The stability of the first one depends on the sign of $C_2[{\bf p}]-2C_1^2[{\bf p}]$ for $n$ large while the second block
is always stable as being an average of the exterior product of the vector $(p_1(x,{\bf y}/\hat p_1(x),\ldots,p_1(x,{\bf y}/\hat p_1(x))$
by itself. At the degenerate point $\alpha=0$, $r=1$, $\hat p_i=1/n$ the Hessian simplifies as follows. Denote
\[
{d{\bf \eta}} = dr{\bf e}_1+d\beta{\bf e}_2+\sum_{i=1}^n d\hat p_i(x){\bf e}_{i+2}
\]
a given vector of perturbations decomposed onto the canonical basis $\{{\bf e}_k,k=1,\ldots n+2\}$.
Denote
\begin{align*}
{\bf u} &= \sum_{i=1}^n C_{2+i} {\bf e}_{2+i}\\[0.2cm]

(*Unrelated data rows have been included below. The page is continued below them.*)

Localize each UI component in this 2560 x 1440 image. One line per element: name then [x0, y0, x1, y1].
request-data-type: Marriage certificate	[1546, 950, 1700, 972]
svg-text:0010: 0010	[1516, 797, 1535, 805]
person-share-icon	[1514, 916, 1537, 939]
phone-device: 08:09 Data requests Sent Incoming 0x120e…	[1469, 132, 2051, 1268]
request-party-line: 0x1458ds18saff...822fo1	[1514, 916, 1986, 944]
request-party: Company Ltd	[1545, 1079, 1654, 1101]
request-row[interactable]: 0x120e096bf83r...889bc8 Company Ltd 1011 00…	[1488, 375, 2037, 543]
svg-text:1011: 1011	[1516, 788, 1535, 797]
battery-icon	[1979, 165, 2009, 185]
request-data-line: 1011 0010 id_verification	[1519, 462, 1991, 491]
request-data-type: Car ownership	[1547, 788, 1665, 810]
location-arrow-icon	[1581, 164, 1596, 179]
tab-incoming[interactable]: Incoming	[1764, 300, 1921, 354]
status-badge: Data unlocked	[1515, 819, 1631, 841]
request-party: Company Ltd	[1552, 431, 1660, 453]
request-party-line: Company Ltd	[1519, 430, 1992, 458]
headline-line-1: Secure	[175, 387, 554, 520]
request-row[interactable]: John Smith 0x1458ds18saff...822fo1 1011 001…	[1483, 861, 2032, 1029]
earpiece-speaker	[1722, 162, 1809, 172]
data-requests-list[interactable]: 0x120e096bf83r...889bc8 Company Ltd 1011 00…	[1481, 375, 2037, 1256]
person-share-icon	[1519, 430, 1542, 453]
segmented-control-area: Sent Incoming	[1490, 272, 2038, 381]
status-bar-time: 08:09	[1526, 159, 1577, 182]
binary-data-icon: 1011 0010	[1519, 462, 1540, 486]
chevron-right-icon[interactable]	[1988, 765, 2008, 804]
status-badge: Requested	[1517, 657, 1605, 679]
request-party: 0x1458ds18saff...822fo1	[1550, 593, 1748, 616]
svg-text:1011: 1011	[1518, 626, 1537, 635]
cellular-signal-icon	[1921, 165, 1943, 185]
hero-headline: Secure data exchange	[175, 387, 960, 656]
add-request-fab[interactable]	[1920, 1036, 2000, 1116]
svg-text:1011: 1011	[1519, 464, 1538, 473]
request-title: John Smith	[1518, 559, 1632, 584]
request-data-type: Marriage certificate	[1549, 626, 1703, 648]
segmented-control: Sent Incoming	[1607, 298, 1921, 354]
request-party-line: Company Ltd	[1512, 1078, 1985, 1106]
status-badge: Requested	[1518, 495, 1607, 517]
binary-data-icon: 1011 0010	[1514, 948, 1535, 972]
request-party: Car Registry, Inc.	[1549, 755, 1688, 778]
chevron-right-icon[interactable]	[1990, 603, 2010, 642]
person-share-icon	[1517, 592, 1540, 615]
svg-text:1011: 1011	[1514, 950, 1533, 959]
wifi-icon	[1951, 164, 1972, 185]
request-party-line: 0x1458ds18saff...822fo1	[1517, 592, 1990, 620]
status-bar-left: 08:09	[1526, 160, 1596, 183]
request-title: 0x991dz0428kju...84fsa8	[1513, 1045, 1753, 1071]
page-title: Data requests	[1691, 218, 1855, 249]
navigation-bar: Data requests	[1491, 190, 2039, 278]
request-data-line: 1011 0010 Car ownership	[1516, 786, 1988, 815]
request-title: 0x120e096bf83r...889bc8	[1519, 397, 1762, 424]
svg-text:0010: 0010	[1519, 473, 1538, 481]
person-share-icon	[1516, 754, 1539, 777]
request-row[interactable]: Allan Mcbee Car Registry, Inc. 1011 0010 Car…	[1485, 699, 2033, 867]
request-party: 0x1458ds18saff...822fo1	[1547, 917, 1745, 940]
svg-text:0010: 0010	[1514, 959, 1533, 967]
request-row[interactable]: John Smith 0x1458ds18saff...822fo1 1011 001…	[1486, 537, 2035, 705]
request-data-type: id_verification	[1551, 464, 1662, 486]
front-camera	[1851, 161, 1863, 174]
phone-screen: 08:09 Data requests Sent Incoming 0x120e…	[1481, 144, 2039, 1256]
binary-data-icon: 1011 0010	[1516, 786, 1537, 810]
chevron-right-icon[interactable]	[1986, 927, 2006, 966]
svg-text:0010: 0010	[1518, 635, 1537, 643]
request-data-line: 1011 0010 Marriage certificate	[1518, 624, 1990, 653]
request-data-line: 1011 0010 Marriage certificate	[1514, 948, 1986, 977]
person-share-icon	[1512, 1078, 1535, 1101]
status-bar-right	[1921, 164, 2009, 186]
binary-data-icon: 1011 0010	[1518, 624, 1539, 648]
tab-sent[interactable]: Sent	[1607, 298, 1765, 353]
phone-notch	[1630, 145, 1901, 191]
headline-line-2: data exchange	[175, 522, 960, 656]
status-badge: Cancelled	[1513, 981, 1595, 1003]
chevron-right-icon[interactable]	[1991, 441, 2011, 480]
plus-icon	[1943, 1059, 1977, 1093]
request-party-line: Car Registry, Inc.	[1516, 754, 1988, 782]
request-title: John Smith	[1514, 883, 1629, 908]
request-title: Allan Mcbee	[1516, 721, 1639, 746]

{\bf v} &= \sum_{i=1}^n {\bf e}_{2+i}
\end{align*}
with
\begin{align*}
C_2 &= \frac{1}{n\sigma_0^4}{\mathbb E}_{data}\Bigl[\sum_{i=1}^n \Bigl(\Delta y_i^2(x)-\frac{1}{n}\sum_{j=1}^n\Delta y_j^2(x)\Bigr)^2\Bigr].\\[0.2cm]
C_{2+i} &= \frac{1}{\sigma_0^2}{\mathbb E}_{data,y}
\bigl[\Delta y_i^2(x)-\sigma_0^2\bigr].
\end{align*}
With these notations the Hessian reads:
\[
H = \frac{1}{2}\bigl(-n{\bf e}_1{\bf e}_1^t+{\bf e}_1{\bf e}_2^t+{\bf e}_2{\bf e}_1^t+\bigl(\frac{C_2}{2}-1\bigr){\bf e}_2{\bf e}_2^t
-{\bf u}{\bf e}_2^t-{\bf e}_2{\bf u}^t-{\bf v}{\bf v}^t\bigr).
\]
We see that $H$ is of rank four. In fact we can look at its eigenvalues in the subspace of deformations
which conserve the norm of $\hat {\bf p}$, i.e. orthogonal to ${\bf v}$, given by
\[
{\bf \eta} = \eta_1{\bf e}_1+\eta_2{\bf e}_2+\eta_3{\bf u}.
\]
In this subspace the Hessian reads
\[
H =\frac{1}{2}
\left[
\begin{matrix}
-n & 1 &0 \\[0.4cm]
1 & \qquad\DD \frac{C_2}{2}-1&\qquad-\vert {\bf u}\vert^2 \\[0.4cm]
0& -\vert {\bf u}\vert^2 &0
\end{matrix}
\right]
\]
If $|u|^2>0$ or if $|u|=0$ and $1+n(C_2/2-1)>0$ there is at least one positive eigenvalue. Let $\lambda$ be such an eigenvalue.
The deformation along this mode reads
\[
{\bf \eta} \propto \lambda{\bf e}_1+\lambda(n+\lambda){\bf e}_2-|u|^2(n+\lambda){\bf u},
\]
which corresponds to increasing $r$ and $\alpha$ while decreasing the $\hat p_i$ having the highest mean error $C_{2+i}$.
\noindent Concerning solutions for which
\[
\hat p_i(x) = \delta_{i\hat I(x)}
\]
is concentrated on some index $\hat I(x)$, the analysis is more complex. In that case $C_2[{\bf p}]=0$ and $C_1[{\bf p}] >0$. The $(r,\beta)$ sector has $2$ negative eigenvalues, while the $\hat {\bf p}$ block is $(-)$ a covariance matrix, so it has as well negative eigenvalues. The coupling between these two blocks could in principle generate in some cases some instabilities.